Non sempre la cottura è un CCP! Partiamo dalla caratterizzazione del rischio e immaginiamo che ci siano anche contaminanti chimici che non sono termolabili. Per esempio le aflatossine. Si sconvolge quello che è l'approccio normalmente adottato, ma di questi tempi forse si dovrebbe capire che i modelli standard non funzionano. In più utilizziamo quello che già 18 anni fa veniva proposto dal vol. 7 dell'ICMSF, ossia il concetto di FSO. Si parte dalla concentrazione iniziale dell'agente contaminante, che può essere dimnuito da vari interventi corretti ma anche aumentato da possibili situazioni negative.
Riguardiamo tutto quanto detto nella domanda in questa prospettiva e domandiamoci quale risultato possiamo ottnere e se è quindi sostenibile o accettabile.

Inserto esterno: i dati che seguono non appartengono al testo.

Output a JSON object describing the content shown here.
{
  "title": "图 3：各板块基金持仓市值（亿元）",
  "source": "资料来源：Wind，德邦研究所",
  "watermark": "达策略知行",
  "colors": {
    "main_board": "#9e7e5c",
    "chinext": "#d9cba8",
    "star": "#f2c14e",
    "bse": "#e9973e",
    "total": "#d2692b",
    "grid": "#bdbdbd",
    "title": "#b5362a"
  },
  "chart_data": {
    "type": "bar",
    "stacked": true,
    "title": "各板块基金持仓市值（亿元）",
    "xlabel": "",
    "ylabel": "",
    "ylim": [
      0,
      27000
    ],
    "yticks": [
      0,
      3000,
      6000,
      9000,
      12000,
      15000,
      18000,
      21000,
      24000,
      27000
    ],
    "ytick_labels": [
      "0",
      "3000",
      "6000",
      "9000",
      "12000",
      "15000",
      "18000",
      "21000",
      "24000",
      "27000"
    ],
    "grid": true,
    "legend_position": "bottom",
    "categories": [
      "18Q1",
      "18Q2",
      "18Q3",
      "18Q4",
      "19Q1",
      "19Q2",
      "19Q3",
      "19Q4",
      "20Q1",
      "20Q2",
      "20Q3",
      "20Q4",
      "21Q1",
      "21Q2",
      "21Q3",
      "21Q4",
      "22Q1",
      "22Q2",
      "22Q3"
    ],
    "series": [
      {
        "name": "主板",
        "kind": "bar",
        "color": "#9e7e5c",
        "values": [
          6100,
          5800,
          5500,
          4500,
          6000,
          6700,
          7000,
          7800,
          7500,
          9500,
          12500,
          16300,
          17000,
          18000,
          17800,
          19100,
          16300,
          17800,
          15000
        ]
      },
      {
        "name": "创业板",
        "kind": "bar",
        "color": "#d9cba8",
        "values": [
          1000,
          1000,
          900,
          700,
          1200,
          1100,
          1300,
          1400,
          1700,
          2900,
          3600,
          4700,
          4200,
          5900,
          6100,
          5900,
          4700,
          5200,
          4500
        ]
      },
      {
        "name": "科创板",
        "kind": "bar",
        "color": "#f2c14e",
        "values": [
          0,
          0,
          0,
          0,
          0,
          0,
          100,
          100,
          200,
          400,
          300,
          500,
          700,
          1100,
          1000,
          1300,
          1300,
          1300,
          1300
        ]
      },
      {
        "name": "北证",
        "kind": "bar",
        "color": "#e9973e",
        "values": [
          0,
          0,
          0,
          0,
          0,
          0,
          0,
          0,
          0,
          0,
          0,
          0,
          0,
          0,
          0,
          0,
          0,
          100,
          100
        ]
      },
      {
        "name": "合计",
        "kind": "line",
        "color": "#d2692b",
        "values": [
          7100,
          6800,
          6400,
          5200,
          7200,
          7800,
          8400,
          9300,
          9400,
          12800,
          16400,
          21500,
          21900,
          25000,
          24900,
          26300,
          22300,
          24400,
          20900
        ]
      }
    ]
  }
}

Solo come parziale esemplificazzione proviamo ad ipotizzare le differenze su un microrganismo con carica iniziale 10, 1000 o 100000 (ufc/g: pensiamo alla conta di microrganismi alteranti), oppure se patogeno 1 100 o presente in 125 g (conteggio o presenza / assenza di un patogeno). Il trattamento con 5D, come può essere una pastorizzazione ottiene risultati completamente diversi se la partenza è bassa media od alta. Non ne parliamo se dopo il trattamento termico essiste la possibilità di reinquinare, cosa che spesso sottovalutiamo e si combatte solo con le GMP, spesso dimenticate.
Dettagli ed eccezioni sono troppi per descriverli tutti, qui si è provato solo a proporre l'approccio che si potrebbe adottare per definire il problema, con tutte le problematiche di reperire dati, concentrazioni reali e non analitiche, dati epidemiologici e non modelli predittivi.